The time period within which secured creditors with a PMSI in certain types of collateral (goods other than inventory and intangibles) must register under the Personal Property Security Act to obtain priority over other creditors is extended from 10 to 15 days. In the case of goods, the time period begins after the debtor obtains possession of the goods. In the case of intangibles such as accounts receivables, the time period begins after the security interest is created.

The Ministry of the Attorney General has proposed various amendments to the Construction Lien Act which would allow for the electronic filing of a claim for lien and make it easier for a lien claimant to lien an entire condominium. Subsection 1(1) of the Construction Lien Act would be amended by updating the definition of “homebuyer” and by re-enacting the definition of “improvement”. A new provision is added to the Construction Lien Act to require that owners of land intended to be registered in accordance with the Condominium Act, 1998 to publish notice of the intention to register in a construction trade newspaper. An owner who fails to do so in accordance with the section is liable to any person entitled to a lien who suffers damages as a result. The Construction Lien Act is also being amended to remove the requirement to verify a claim for lien by affidavit. As a result, subsection 40(1) of the Construction Lien Act is amended to add to the list of persons who may be cross-examined with respect to a claim for lien. Finally subsection 44(9) of the Construction Lien Act is amended to provide that a lien claimant whose lien is sheltered under a lien that is vacated by order under the section may proceed with an action to enforce the sheltered lien as if the order to vacate had not been made.
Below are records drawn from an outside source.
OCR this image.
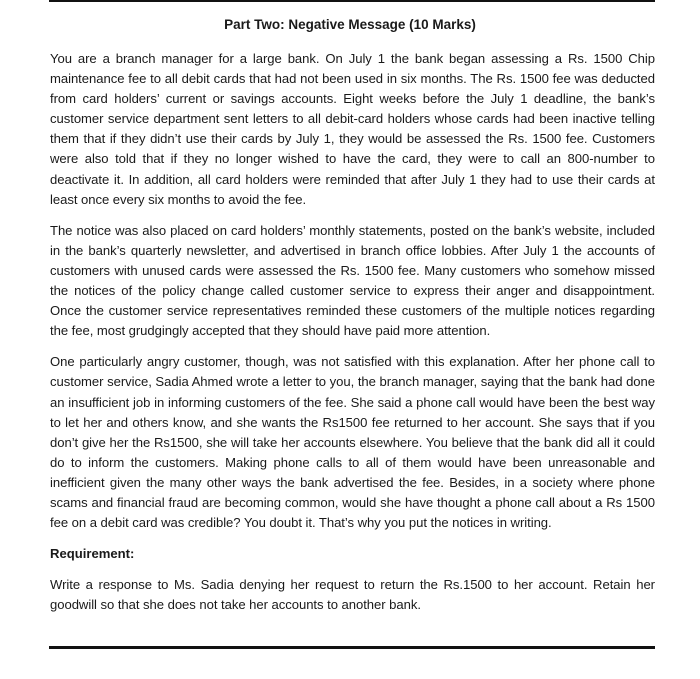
Part Two: Negative Message (10 Marks)

You are a branch manager for a large bank. On July 1 the bank began assessing a Rs. 1500 Chip maintenance fee to all debit cards that had not been used in six months. The Rs. 1500 fee was deducted from card holders’ current or savings accounts. Eight weeks before the July 1 deadline, the bank’s customer service department sent letters to all debit-card holders whose cards had been inactive telling them that if they didn’t use their cards by July 1, they would be assessed the Rs. 1500 fee. Customers were also told that if they no longer wished to have the card, they were to call an 800-number to deactivate it. In addition, all card holders were reminded that after July 1 they had to use their cards at least once every six months to avoid the fee.

The notice was also placed on card holders’ monthly statements, posted on the bank’s website, included in the bank’s quarterly newsletter, and advertised in branch office lobbies. After July 1 the accounts of customers with unused cards were assessed the Rs. 1500 fee. Many customers who somehow missed the notices of the policy change called customer service to express their anger and disappointment. Once the customer service representatives reminded these customers of the multiple notices regarding the fee, most grudgingly accepted that they should have paid more attention.

One particularly angry customer, though, was not satisfied with this explanation. After her phone call to customer service, Sadia Ahmed wrote a letter to you, the branch manager, saying that the bank had done an insufficient job in informing customers of the fee. She said a phone call would have been the best way to let her and others know, and she wants the Rs1500 fee returned to her account. She says that if you don’t give her the Rs1500, she will take her accounts elsewhere. You believe that the bank did all it could do to inform the customers. Making phone calls to all of them would have been unreasonable and inefficient given the many other ways the bank advertised the fee. Besides, in a society where phone scams and financial fraud are becoming common, would she have thought a phone call about a Rs 1500 fee on a debit card was credible? You doubt it. That’s why you put the notices in writing.

Requirement:

Write a response to Ms. Sadia denying her request to return the Rs.1500 to her account. Retain her goodwill so that she does not take her accounts to another bank.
The proposed amendments to the Construction Lien Act would, if passed:

• help ensure that courts are only involved in construction disputes when needed by broadening the definition of “improvement”;
• clarify the lien process for condominiums and the right to cross examine those who have registered liens; and
• protect the rights of claimants with sheltered liens, regardless of whether the original lien has been dealt with or resolved.

The Ministry of Labour is proposing significant amendments to the Employment Standards Act, 2000 that would:
• allow the Director of Employment Standards to require claimants to provide specific information and let their employer know about their Employment Standards complaint before the claim is assigned to an officer.
• authorize employment standards officers to attempt settlements of complaints.
• allow officers to make decisions on clams when parties fail to attend decision-making meetings or provide evidence on time.

These amendments support the Ministry of Labour’ initiative to advance fairness in the workplace and modernize its Employment Standard programs by launching a task force in August 2010 to eliminate the backlog of 14,000 claims in two years. It will also allow the development of the new online severance pay decision tool for employers and employees. And assist in the future launch of a termination of employment/temporary layoff tool that determines when a layoff becomes a termination, the termination date and any termination pay owing.

Right now the ball is in the hands of the Ontario Legislature as they debate the pros and cons of the proposed legislation. I will be following these developments to see if Bill 68 becomes law in the near future.